Having begun his musical apprenticeship at an early age, Berton was hired as a violinist at the Paris Opéra at the age of fifteen.
In 1787, he performed his first work, Les Promesses du mariage, at the Comédie-Italienne (later Opéra-comique). The warm reception it received from the public enabled the young composer to present several other works in the years that followed.
In 1795, he became a professor at the Conservatoire de Musique.
Montano et Stéphanie was a triumph in 1799. His success was confirmed by Aline reine de Golconde in 1803 (later performed in the United States), Le Vaisseau amiral in 1805, Françoise de Foix in 1809 and La Victime des Arts in 1811.
In 1807, Henri Berton took over management of the Opéra-Bouffe and gave the first Paris performance of Wolfgang Amadeus Mozart's The Marriage of Figaro.
From 1810 to 1815, he directed the chorus at the Paris Opéra.
Member of the Institut in 1813, he was made Chevalier de la Légion d'Honneur under the Restoration.
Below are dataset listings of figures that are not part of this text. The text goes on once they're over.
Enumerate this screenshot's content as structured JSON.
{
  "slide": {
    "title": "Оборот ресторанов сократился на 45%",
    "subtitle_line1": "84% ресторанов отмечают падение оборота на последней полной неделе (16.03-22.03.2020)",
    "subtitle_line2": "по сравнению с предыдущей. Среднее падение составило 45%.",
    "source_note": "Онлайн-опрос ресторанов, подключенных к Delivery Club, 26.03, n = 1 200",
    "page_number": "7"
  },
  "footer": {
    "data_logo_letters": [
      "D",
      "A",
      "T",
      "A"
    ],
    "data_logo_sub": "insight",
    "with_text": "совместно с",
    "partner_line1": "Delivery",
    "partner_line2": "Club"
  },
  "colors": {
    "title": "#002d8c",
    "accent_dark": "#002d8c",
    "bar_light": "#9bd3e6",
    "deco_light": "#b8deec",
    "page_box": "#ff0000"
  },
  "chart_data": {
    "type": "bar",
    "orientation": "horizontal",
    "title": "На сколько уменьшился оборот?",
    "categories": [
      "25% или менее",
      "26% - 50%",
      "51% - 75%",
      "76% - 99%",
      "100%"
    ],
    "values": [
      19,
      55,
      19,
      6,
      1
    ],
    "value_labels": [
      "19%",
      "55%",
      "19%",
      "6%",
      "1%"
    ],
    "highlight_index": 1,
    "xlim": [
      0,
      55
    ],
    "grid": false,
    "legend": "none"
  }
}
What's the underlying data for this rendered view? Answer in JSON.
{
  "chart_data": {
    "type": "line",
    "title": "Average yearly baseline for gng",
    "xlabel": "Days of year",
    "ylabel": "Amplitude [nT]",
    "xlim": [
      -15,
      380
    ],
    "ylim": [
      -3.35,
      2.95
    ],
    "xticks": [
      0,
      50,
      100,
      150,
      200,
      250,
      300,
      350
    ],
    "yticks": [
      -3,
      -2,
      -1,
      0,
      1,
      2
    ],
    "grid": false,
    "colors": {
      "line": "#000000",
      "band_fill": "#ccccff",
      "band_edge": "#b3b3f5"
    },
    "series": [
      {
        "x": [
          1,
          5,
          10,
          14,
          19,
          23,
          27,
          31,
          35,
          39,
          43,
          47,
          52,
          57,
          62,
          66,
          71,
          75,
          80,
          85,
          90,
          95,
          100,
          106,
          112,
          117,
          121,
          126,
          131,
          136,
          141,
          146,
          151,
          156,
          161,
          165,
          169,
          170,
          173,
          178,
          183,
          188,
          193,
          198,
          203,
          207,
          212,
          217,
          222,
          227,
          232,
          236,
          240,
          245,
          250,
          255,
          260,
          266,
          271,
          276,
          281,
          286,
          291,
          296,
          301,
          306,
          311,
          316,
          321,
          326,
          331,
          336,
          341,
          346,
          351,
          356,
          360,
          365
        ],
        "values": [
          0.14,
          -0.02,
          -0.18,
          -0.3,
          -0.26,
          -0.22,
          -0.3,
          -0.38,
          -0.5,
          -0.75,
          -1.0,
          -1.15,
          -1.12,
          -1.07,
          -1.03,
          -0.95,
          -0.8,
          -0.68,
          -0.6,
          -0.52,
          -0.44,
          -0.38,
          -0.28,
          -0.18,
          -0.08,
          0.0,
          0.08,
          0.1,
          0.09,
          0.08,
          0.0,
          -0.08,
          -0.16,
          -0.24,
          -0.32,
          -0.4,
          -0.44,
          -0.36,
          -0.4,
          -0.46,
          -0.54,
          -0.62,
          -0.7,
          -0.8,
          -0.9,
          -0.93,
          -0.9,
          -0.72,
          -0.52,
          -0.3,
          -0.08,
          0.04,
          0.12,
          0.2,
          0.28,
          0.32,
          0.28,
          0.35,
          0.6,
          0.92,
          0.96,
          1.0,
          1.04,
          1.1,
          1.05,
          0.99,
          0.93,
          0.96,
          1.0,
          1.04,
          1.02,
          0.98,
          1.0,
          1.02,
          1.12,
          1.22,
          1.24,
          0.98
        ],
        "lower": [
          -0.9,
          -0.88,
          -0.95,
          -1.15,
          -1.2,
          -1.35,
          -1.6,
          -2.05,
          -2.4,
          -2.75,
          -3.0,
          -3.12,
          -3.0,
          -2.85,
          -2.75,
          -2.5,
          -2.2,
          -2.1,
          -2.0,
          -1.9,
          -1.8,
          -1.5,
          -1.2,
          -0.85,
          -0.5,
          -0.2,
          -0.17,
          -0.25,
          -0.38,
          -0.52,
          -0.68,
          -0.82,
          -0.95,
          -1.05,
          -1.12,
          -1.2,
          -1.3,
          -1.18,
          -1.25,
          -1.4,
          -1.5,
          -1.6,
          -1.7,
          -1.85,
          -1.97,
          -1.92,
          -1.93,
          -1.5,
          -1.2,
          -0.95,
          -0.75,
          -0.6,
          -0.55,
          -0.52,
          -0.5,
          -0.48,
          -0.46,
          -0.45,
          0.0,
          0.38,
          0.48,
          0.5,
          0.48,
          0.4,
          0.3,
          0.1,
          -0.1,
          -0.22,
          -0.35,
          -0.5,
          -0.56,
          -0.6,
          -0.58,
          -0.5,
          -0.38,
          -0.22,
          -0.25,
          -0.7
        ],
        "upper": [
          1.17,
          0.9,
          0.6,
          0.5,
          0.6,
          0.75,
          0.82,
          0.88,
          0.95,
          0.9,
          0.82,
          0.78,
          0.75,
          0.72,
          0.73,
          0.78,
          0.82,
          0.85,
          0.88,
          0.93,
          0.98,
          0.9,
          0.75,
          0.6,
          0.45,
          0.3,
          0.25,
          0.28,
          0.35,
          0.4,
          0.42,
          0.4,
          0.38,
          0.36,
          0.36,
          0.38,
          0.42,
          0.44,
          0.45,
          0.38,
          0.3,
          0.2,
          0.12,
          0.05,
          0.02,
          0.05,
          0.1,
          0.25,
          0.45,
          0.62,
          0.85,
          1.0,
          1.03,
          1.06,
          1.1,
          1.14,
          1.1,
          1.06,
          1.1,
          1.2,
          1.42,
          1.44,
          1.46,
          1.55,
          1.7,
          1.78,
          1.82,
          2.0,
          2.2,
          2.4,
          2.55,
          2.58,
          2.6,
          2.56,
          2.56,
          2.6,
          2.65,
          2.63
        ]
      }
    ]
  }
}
In 1818, he took over Etienne Méhul's composition class at the Conservatoire.
In 1828, the bankruptcy of the Opéra, to which he had sold the performance rights for his works, dealt a severe blow to his finances.
He died in Paris on April 22, 1844, and is buried in the Père-Lachaise cemetery (13th division).
"Henri Montan Berton". Watercolor engraving after François Dumont (Lunéville 1751 - Paris 1831).

Henri Montan Berton left a Traité de l'harmonie, followed by a Dictionnaire des accords (1815) and Memoirs, published after his death.
Berton was a fierce critic of the music of Hector Berlioz, who repeatedly thwarted his quest for the Prix de Rome, declaring that an academy could not and should not encourage a genre of music like his.